# Can you board an un fixed dog?



## Emma&Tilly (May 15, 2005)

It would be a pretty rubbish boarding facility that couldn't cater for an intact dog. I can't imagine they would cut off a good deal of their target market by not allowing them! Why would they anyway? It makes a dog with its testicles sound like an alien species! Hope you find one!


----------



## RedDogs (Jan 30, 2010)

Call and ask. 

There definitely are some very reputable and very NOT reputable kennels who will board intact dogs.


----------



## ILoveMyGolden (Oct 19, 2006)

Joey can vacation with us if we're on the way to your vacation!

I would call the two places and ask, surely they would take intact males and know who he can hang around with while there!


----------



## iansgran (May 29, 2010)

The place I am taking Jaro to board will board intact males but they don't let them into the doggy play area with the other dogs. They do have some very nice large rooms, and a person who can take you dog to a big room to play with one on one for a few dollars more.


----------



## GoldenSail (Dec 30, 2008)

I think they exist but it may be difficult to find one--particularly in a small town. I think most people aren't familiar or comfortable with an intact dog because most dogs these days are neutered or spayed.


----------



## LauraBella (Feb 9, 2010)

Call, and call soon. Just in case they have a limit on how many intact doggies they keep at once. (I mean, this makes sense in my head, anyway.)


----------



## Megora (Jun 7, 2010)

Honestly... there are only two places I'd trust taking care of my guy, and that's not just about him being intact. 

His breeder would be one. The other is our vet. 

His breeder has a very nice kennel with nice big runs. Plus I do trust the people there to take good care of him. They've encouraged us to bring him back if we ever need to board him somewhere. 

The vet does not have the same amount of space (runs, etc) and I wouldn't leave him there longer than a day for that reason, but he knows all of the people there and would be comfortable hanging out with them. 

The collie would be the same way, in that the foster who had him before us would be perfectly happy taking care of him if my sister and her hub and my family were all out of town.
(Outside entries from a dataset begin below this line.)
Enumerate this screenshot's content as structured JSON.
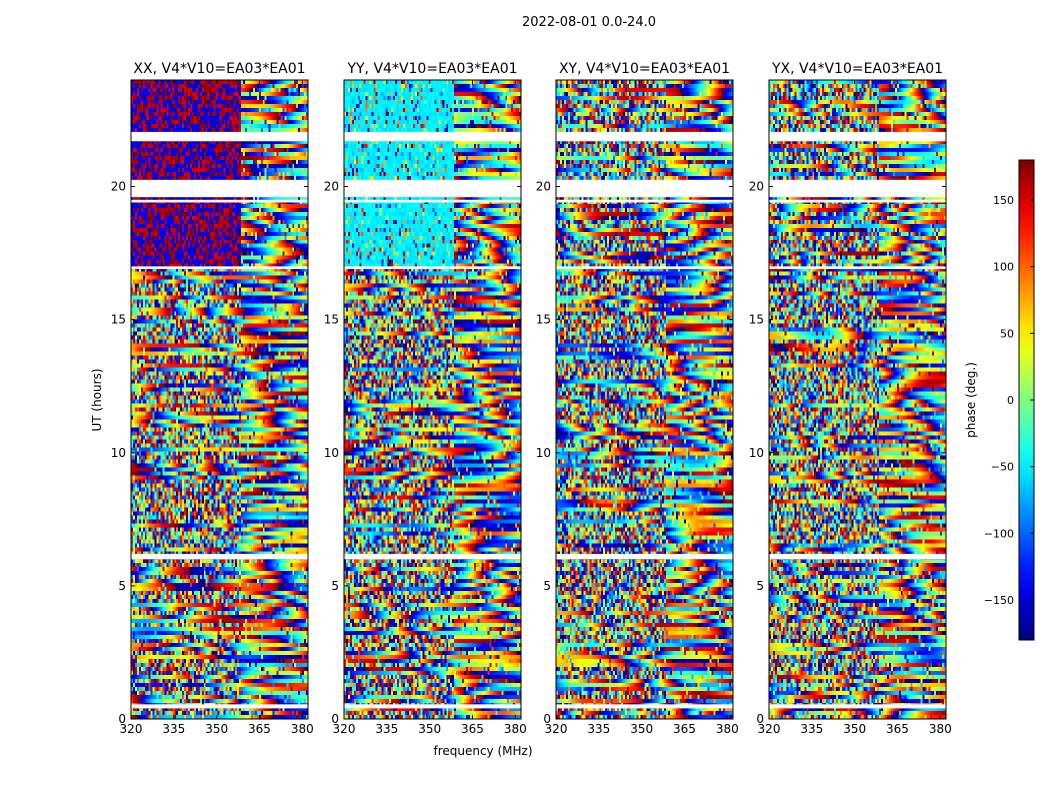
{
  "chart_data": {
    "type": "heatmap",
    "suptitle": "2022-08-01 0.0-24.0",
    "xlabel": "frequency (MHz)",
    "ylabel": "UT (hours)",
    "xlim": [
      320,
      382
    ],
    "ylim": [
      0,
      24
    ],
    "xticks": [
      320,
      335,
      350,
      365,
      380
    ],
    "yticks": [
      0,
      5,
      10,
      15,
      20
    ],
    "colormap": "jet",
    "colorbar": {
      "label": "phase (deg.)",
      "range": [
        -180,
        180
      ],
      "ticks": [
        -150,
        -100,
        -50,
        0,
        50,
        100,
        150
      ],
      "tick_labels": [
        "−150",
        "−100",
        "−50",
        "0",
        "50",
        "100",
        "150"
      ]
    },
    "blank_ut_bands_hours": [
      [
        21.7,
        22.05
      ],
      [
        19.6,
        20.25
      ],
      [
        19.4,
        19.5
      ],
      [
        16.9,
        17.0
      ],
      [
        6.0,
        6.2
      ],
      [
        0.4,
        0.55
      ]
    ],
    "panels": [
      {
        "title": "XX, V4*V10=EA03*EA01"
      },
      {
        "title": "YY, V4*V10=EA03*EA01"
      },
      {
        "title": "XY, V4*V10=EA03*EA01"
      },
      {
        "title": "YX, V4*V10=EA03*EA01"
      }
    ]
  }
}
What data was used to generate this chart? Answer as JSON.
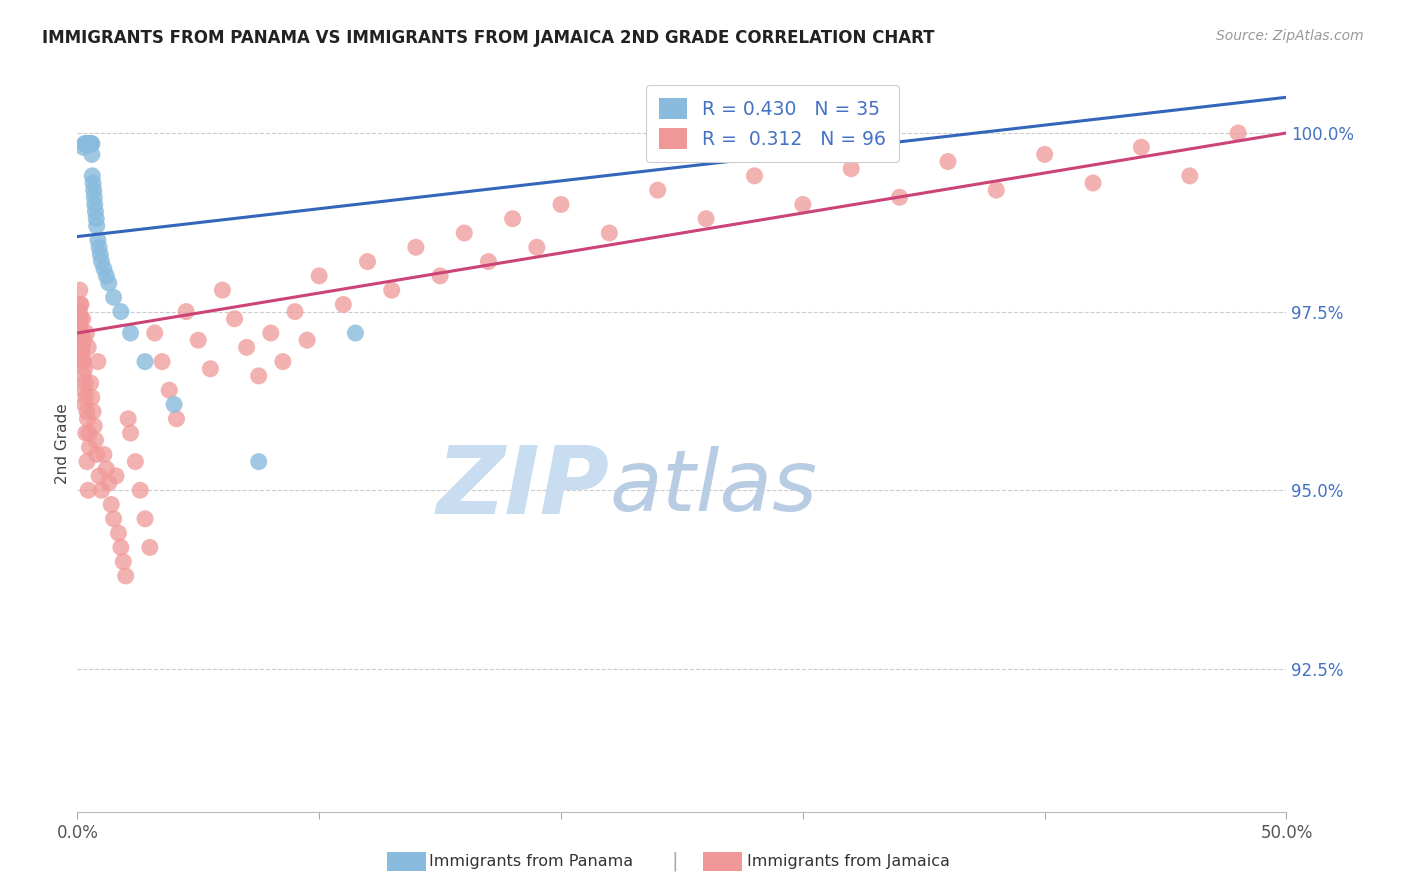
{
  "title": "IMMIGRANTS FROM PANAMA VS IMMIGRANTS FROM JAMAICA 2ND GRADE CORRELATION CHART",
  "source": "Source: ZipAtlas.com",
  "ylabel": "2nd Grade",
  "xlim": [
    0.0,
    50.0
  ],
  "ylim": [
    90.5,
    100.8
  ],
  "yticks": [
    92.5,
    95.0,
    97.5,
    100.0
  ],
  "ytick_labels": [
    "92.5%",
    "95.0%",
    "97.5%",
    "100.0%"
  ],
  "xticks": [
    0,
    10,
    20,
    30,
    40,
    50
  ],
  "xtick_labels": [
    "0.0%",
    "",
    "",
    "",
    "",
    "50.0%"
  ],
  "legend_R1": "0.430",
  "legend_N1": "35",
  "legend_R2": "0.312",
  "legend_N2": "96",
  "panama_color": "#88bbdd",
  "jamaica_color": "#f09898",
  "panama_line_color": "#3366bb",
  "jamaica_line_color": "#cc4477",
  "blue_line_x0": 0.0,
  "blue_line_y0": 98.55,
  "blue_line_x1": 50.0,
  "blue_line_y1": 100.5,
  "pink_line_x0": 0.0,
  "pink_line_y0": 97.2,
  "pink_line_x1": 50.0,
  "pink_line_y1": 100.0,
  "watermark_zip": "ZIP",
  "watermark_atlas": "atlas",
  "watermark_color_zip": "#c8ddf0",
  "watermark_color_atlas": "#b8cce4",
  "background_color": "#ffffff",
  "grid_color": "#cccccc",
  "label_color": "#4472c4",
  "legend_label1": "Immigrants from Panama",
  "legend_label2": "Immigrants from Jamaica",
  "panama_x": [
    0.25,
    0.3,
    0.35,
    0.4,
    0.42,
    0.45,
    0.48,
    0.5,
    0.52,
    0.55,
    0.58,
    0.6,
    0.6,
    0.62,
    0.65,
    0.68,
    0.7,
    0.72,
    0.75,
    0.78,
    0.8,
    0.85,
    0.9,
    0.95,
    1.0,
    1.1,
    1.2,
    1.3,
    1.5,
    1.8,
    2.2,
    2.8,
    4.0,
    7.5,
    11.5
  ],
  "panama_y": [
    99.8,
    99.85,
    99.85,
    99.85,
    99.85,
    99.85,
    99.85,
    99.85,
    99.85,
    99.85,
    99.85,
    99.85,
    99.7,
    99.4,
    99.3,
    99.2,
    99.1,
    99.0,
    98.9,
    98.8,
    98.7,
    98.5,
    98.4,
    98.3,
    98.2,
    98.1,
    98.0,
    97.9,
    97.7,
    97.5,
    97.2,
    96.8,
    96.2,
    95.4,
    97.2
  ],
  "jamaica_x": [
    0.08,
    0.1,
    0.12,
    0.15,
    0.15,
    0.18,
    0.2,
    0.22,
    0.25,
    0.28,
    0.3,
    0.32,
    0.35,
    0.38,
    0.4,
    0.42,
    0.45,
    0.48,
    0.5,
    0.55,
    0.6,
    0.65,
    0.7,
    0.75,
    0.8,
    0.85,
    0.9,
    1.0,
    1.1,
    1.2,
    1.3,
    1.4,
    1.5,
    1.6,
    1.7,
    1.8,
    1.9,
    2.0,
    2.1,
    2.2,
    2.4,
    2.6,
    2.8,
    3.0,
    3.2,
    3.5,
    3.8,
    4.1,
    4.5,
    5.0,
    5.5,
    6.0,
    6.5,
    7.0,
    7.5,
    8.0,
    8.5,
    9.0,
    9.5,
    10.0,
    11.0,
    12.0,
    13.0,
    14.0,
    15.0,
    16.0,
    17.0,
    18.0,
    19.0,
    20.0,
    22.0,
    24.0,
    26.0,
    28.0,
    30.0,
    32.0,
    34.0,
    36.0,
    38.0,
    40.0,
    42.0,
    44.0,
    46.0,
    48.0,
    0.1,
    0.12,
    0.15,
    0.18,
    0.2,
    0.22,
    0.25,
    0.28,
    0.3,
    0.35,
    0.4,
    0.45
  ],
  "jamaica_y": [
    97.5,
    97.4,
    97.3,
    97.2,
    97.6,
    97.0,
    96.9,
    97.4,
    96.8,
    97.1,
    96.7,
    96.5,
    96.3,
    97.2,
    96.1,
    96.0,
    97.0,
    95.8,
    95.6,
    96.5,
    96.3,
    96.1,
    95.9,
    95.7,
    95.5,
    96.8,
    95.2,
    95.0,
    95.5,
    95.3,
    95.1,
    94.8,
    94.6,
    95.2,
    94.4,
    94.2,
    94.0,
    93.8,
    96.0,
    95.8,
    95.4,
    95.0,
    94.6,
    94.2,
    97.2,
    96.8,
    96.4,
    96.0,
    97.5,
    97.1,
    96.7,
    97.8,
    97.4,
    97.0,
    96.6,
    97.2,
    96.8,
    97.5,
    97.1,
    98.0,
    97.6,
    98.2,
    97.8,
    98.4,
    98.0,
    98.6,
    98.2,
    98.8,
    98.4,
    99.0,
    98.6,
    99.2,
    98.8,
    99.4,
    99.0,
    99.5,
    99.1,
    99.6,
    99.2,
    99.7,
    99.3,
    99.8,
    99.4,
    100.0,
    97.8,
    97.6,
    97.4,
    97.2,
    97.0,
    96.8,
    96.6,
    96.4,
    96.2,
    95.8,
    95.4,
    95.0
  ]
}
The other option is to change your summer vacation travel plans to include the dog. That's pretty much what we've done for the past 20 years or so...


----------



## MyBuddy22 (Oct 29, 2010)

yeah, I boarded Bauer 2 weeks ago. He was only 5 months. We boarded him at his vets. He gets fixed at the end of the month tho =)


----------



## LauraBella (Feb 9, 2010)

Would you consider a dog sitter as an alternative?


----------